E, aqui entra o causo na história do Lampião de Sobral. Naquela época existia um grande comerciante, bem sucedido na região, nascido em Santo Antônio do Aracatiaçu, distrito de Sobral, e veio para cá, se instalou no centro da cidade, negociou muito tempo, criou sua família, que por sinal era de nobreza. Homem bom, de caráter, bem sucedido; Francisco Anastácio Cavalcante, apelidado de “Chico Lampião” contraiu matrimônio com Dona Cotinha, sua esposa que era das bandas de São José da Mutuca, também distrito de Sobral.

Os tempos se passaram, e na Rua Maria Tomásia, nome dado a grande abolicionista cearense, que libertou muitos escravos com o amigo José do Patrocínio, mesmo antes da carta outorgada por Princesa Isabel. Na história do Ceará, os escravos já eram libertados, e Redenção uma cidade da região ficou reconhecida; outras também foram palco de muitas lutas, conflitos e libertação dos escravos. Livros de grandes escritores  e historiadores cearenses, a exemplo de Domingos Olímpio, Francisco Sadoc de Araújo, Clóvis Beviláqua, Francisco Antônio Cavalcante (Padre Tula) e outros repaginam nossa história. 

Voltemos ao causo.  Aqui explico a Rua Maria Tomásia, porque foi um mártir de nossa história, como a história de Lampião, o rei do cangaço.  “Um povo sem história é um livro sem  letras.” Nessa época na rua, morava Manoel Sena, que alugava mulas, cavalos machador para as viagens pela redondeza da região do semi-árido. Aluguel de carro, ainda era precário por aqui.

Então o Chico Lampião, com alguns amigos, resolveu alugar as mulas e cavalos para os festejos de Nossa Senhora da Conceição que estava em festa no distrito de São José do Patriarca. Foram na casa de Manoel Sena e fizeram o pagamento antecipado. No dia marcado, receberam as mulas, todas seladas para o grande festejo. Apearam na mula, levaram suas cabaças d’água,  algumas oferendas para Nossa Senhora e seguiram seu destino.

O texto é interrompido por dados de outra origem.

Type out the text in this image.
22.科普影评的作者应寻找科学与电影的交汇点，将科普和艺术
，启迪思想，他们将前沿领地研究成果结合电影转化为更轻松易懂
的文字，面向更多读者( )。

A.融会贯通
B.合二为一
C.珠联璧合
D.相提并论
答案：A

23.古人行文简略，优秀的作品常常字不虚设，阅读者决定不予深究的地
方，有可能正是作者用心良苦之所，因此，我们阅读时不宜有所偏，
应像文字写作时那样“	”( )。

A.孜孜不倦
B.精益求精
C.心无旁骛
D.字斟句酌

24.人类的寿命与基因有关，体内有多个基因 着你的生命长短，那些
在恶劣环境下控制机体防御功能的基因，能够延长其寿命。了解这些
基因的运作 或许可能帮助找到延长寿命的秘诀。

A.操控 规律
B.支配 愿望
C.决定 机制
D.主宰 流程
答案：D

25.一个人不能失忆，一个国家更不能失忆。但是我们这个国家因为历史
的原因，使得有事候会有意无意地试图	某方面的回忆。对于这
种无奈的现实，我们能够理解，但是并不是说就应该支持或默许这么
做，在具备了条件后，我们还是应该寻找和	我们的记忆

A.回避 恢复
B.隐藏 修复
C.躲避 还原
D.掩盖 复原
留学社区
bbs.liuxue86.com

Desde que, ao se aproximarem do povoado, uma má notícia se espalhou por toda parte que Lampião estava chegando para a festa com seu bando. Um mentiroso se fez com o dito anúncio.

- Lampião está chegando com sua tropa! - Eu vi com os capangas vindos para cá montados a cavalo e mulas. - São mais de trinta.

Outro morador da região avisou e deu a má notícia.  Correu pelos arredores do povoado. Logo, todos estavam sabendo que Lampião estava prestes a chegar para os festejos. A multidão, num alvoroço, agonia, corredeira se espalharam por toda a comunidade. Na igreja, foram interrompidos os festejos. O padre sumiu. Moradores trancaram-se em suas residências, outros tomaram rumos ignorados, rumo à localidade de Remédios, Tuína, São Bento, Caioca. Alguns se armaram com sua espingarda socadeira, foice, facão, para se proteger do dito cujo.

Ao final, tudo se passava de um mal entendido entre o Chico Lampião de Sobral, que foi assistir e prestigiar os festejos de Nossa Senhora da Conceição com os amigos e a figura do destemido nordestino Virgulino Lampião. (História do cangaço).

 

 

NOTA:

- Fato (Causo) contado nas calçadas de Sobral por Raimundo Cavalcante Lampião, um dos filhos legítimos de Francisco Anastácio Lampião (O Chico Lampião). Um grande e honrado comerciante da cidade.   

A cidade de Sobral fica na região Noroeste do Estado do Ceará, a 235 km da capital cearense. Ficou reconhecida mundialmente pelo fato histórico e comprovação da “Lei da Relatividade” do físico alemão Einstein.

 

*José Wilamy Carneiro é poeta, escritor, historiador, memorialista e cronista. Professor e autor dos Livros: “Os Estados Unidos de Sobral”. Do livro poético “Tempo de Sol” – Tudo se pode Sonhar, e autor do Livro “Um Passo a Mais” – Crônicas de minha cidade.